Genauso wie die Kosten einer ERP Einführung von vielen Faktoren abhängen, so ist es auch mit der Dauer eines ERP Projekts. Ein ERP Projekt besteht aus mehreren Phasen, wobei die Phase der Auswahl des ERP Systems fast genauso viel Zeit beanspruchen kann wie die Phase der Einführung des ERP Systems. Ein sportlicher Projektplan führt oft zum Frust. Plant euer ERP Projekt besser zeitlich großzügig.
Warum scheitern ERP Projekte?
“Das ist schlimmer als Brexit, Trump und Handelskrieg” titelte die Frankfurter Allgemeine Zeitung. Liqui-Moly-Chef Ernst Prost hat nach dem missglückten ERP Projekt in seinem Unternehmen die Schnauze voll: „Ich hätte nie gedacht, dass eine Softwareumstellung ein ganzes Unternehmen dermaßen ins Schleudern bringen kann.“ Der Gewinn des Motoröl-Spezialisten aus Ulm war um 30 Prozent eingebrochen.
Das ist leider kein Einzelfall. “Lidl stoppt millionenschweres SAP-Projekt für Warenwirtschaft” schrieb die Computerwoche. Schätzungen sprechen von Projektkosten in Höhe von rund 500 Millionen Euro, die in den Sand gesetzt wurden. Der Konzern hat anscheinend vor, sein alte Software wiederzubeleben. Auch bei der Deutschen Post DHL und Otto sind ERP Projekte krachend gescheitert.
Es liegt nicht unbedingt an der ERP Software, wenn Projekte unglücklich verlaufen oder sogar scheitern. Meistens kommen mehrere Faktoren zusammen, die einen Dominoeffekt erzeugen. Aus unserer Erfahrung heraus sind dies die häufigsten Gründe, warum ERP Projekte nicht erfolgreich sind:
1. Team und Management
Der Erfolg eines ERP Projekts hängt wesentlich von der Qualität der Arbeit ab, die das Projektteam abliefert bzw. abliefern kann. Das Team muss zu Beginn des Projekts aufgestellt werden, also vor der Definition der Ziele und Anforderungen und damit auch vor der Auswahl der ERP Software (siehe auch den Projektablauf weiter oben in diesem Beitrag). Der Projektleiter ist als Moderator und guter Kommunikator gefragt. Sein Fokus liegt auf dem Erreichen der von der Geschäftsleitung festgelegten fachlichen, budgetären und zeitlichen Ziele. Die Team-Mitglieder konzentrieren sich auf die Abbildung der Geschäftsprozesse in den von ihnen verantworteten Bereichen. Wurden unter dieser Prämisse die kompetentesten Mitarbeiter ausgewählt und werden sie wirklich von Anfang an für das Projekt ausreichend freigestellt? Und ganz wichtig ist die Unterstützung der Geschäftsleitung. Ansonsten hat der Produktionsleiter (sollte er nicht selbst im Projektteam sein) das Gefühl, dass der Vertriebsleiter (wenn er Projektleiter ist) ihm vorschreiben will, wie die Fertigungsprozesse abgebildet und optimiert werden sollten. Und das geht dann natürlich nach Hinten los.
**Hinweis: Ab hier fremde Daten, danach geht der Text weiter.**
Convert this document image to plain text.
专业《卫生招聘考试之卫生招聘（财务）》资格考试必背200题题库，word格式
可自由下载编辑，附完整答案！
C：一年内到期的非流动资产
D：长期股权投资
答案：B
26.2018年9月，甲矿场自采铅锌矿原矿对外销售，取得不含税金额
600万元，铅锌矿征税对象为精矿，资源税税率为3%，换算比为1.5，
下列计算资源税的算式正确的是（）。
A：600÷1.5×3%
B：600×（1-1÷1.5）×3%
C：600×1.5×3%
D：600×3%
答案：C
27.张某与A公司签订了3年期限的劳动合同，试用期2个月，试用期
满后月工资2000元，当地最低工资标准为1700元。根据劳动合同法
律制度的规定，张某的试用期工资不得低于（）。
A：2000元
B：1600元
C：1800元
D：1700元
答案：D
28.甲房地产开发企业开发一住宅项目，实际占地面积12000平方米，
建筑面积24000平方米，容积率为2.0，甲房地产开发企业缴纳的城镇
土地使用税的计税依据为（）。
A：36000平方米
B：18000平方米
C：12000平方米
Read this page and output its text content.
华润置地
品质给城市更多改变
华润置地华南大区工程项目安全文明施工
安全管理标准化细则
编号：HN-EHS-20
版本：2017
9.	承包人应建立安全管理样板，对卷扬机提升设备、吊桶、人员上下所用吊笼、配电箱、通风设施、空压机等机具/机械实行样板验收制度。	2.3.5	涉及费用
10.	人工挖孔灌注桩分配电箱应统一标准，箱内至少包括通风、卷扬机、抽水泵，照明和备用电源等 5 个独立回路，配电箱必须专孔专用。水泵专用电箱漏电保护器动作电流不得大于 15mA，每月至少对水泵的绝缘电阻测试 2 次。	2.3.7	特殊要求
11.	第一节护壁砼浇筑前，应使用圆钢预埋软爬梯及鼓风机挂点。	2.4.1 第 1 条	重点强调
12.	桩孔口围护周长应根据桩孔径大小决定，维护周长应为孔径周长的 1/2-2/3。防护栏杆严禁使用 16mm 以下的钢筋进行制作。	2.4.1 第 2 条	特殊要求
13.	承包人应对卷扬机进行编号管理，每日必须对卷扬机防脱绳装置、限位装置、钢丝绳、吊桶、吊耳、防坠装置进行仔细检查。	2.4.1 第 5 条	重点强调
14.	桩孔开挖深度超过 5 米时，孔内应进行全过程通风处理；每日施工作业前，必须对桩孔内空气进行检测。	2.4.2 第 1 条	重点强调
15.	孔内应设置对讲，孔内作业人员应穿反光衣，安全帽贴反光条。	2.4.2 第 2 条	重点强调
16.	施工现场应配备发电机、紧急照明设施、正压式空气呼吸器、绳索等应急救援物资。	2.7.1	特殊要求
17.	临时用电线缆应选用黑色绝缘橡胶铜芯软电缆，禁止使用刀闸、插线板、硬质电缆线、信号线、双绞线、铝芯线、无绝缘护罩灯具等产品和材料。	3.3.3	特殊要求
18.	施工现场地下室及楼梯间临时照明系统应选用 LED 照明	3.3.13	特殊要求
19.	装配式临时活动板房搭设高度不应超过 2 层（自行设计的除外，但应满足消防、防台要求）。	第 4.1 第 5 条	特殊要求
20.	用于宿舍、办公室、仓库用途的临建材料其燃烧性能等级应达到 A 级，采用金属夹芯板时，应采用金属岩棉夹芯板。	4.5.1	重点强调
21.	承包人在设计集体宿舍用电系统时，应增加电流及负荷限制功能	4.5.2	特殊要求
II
“Viele verfolgen hartnäckig den Weg, den sie gewählt haben, aber wenige das Ziel.”
2. Lücken im Lastenheft
Viele Unternehmen unterschätzen den Zeitaufwand und die Wichtigkeit, die eigenen Anforderungen im Lastenheft lückenlos zu dokumentieren. Kleinere Unternehmen haben leider oftmals gar keine Anforderungsbeschreibung; maximal auf einer DIN A4 Seite ein paar Stichpunkte, was dem Projektverantwortlichen mal eben so eingefallen ist. Man hofft, dass der ERP Implementierungspartner eine detaillierte Analyse der Anforderungen vornimmt – schließlich will er ja die Software einführen und die Endabnahme und damit die letzte Ratenzahlung bekommen. Wenn der ERP Partner dann aber wichtige Prozesse oder Geschäftsvorfälle während seiner Analyse und anschließend in seinem Pflichtenheft nicht vollständig erfasst hat, ist der Schaden nach dem Going Live groß.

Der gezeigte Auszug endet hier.